Being green means never having to say sorry for being stupid.
J Doug
1 / 5 (3) Oct 30, 2017
Being green means never having to say sorry for being stupid.


Great observation, aksdad.

SOLAR POWER: Desert plant has pollution problem
The Ivanpah solar plant burns substantial amounts of natural gas, making it a greenhouse emitter under state law.
]…]The Ivanpah plant in the Mojave Desert uses natural gas as a supplementary fuel.

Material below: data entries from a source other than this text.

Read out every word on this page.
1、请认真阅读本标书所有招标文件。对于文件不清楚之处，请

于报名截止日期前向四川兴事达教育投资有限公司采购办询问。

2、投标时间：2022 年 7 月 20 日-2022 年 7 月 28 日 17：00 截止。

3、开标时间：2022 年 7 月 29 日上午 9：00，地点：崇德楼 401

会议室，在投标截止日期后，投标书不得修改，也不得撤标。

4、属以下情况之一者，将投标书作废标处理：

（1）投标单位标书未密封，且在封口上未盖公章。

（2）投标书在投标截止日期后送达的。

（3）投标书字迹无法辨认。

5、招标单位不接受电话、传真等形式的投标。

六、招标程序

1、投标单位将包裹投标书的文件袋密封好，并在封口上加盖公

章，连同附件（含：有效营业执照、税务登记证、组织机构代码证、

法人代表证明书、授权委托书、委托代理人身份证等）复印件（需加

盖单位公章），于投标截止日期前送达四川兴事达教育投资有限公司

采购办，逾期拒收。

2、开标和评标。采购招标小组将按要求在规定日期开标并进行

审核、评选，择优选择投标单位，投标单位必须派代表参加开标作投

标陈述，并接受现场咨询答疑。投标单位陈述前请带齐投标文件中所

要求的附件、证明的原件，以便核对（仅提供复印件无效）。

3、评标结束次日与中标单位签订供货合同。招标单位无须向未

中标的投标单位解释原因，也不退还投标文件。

Data from the California Energy Commission show that the plant burned enough natural gas in 2014 – its first year of operation – to emit more than 46,000 metric tons of carbon dioxide.[…]The plant, which was developed by Oakland-based BrightSource Energy, was approved in 2010 amid questions about its cost to taxpayers and the facility's effect on the desert environment.
http://www.pe.com...rgy.html

howhot3
5 / 5 (2) Nov 02, 2017
@J_Doggystyle if @askdad was soooo goood why is it so dirty, I mean coal is foul. Fossil fuels are as dirty as crap. Loaded with mercury and other toxic pollutants. Your clip-n-save cut-n-paste doesn't help your argument to completely tax the carbon sources and for people to cleaner renewable sources.

PTTG
5 / 5 (1) Nov 02, 2017
Sooner or later civil society needs to move on from arguing with idiots. I think there's a phrase... throwing pearls before swine?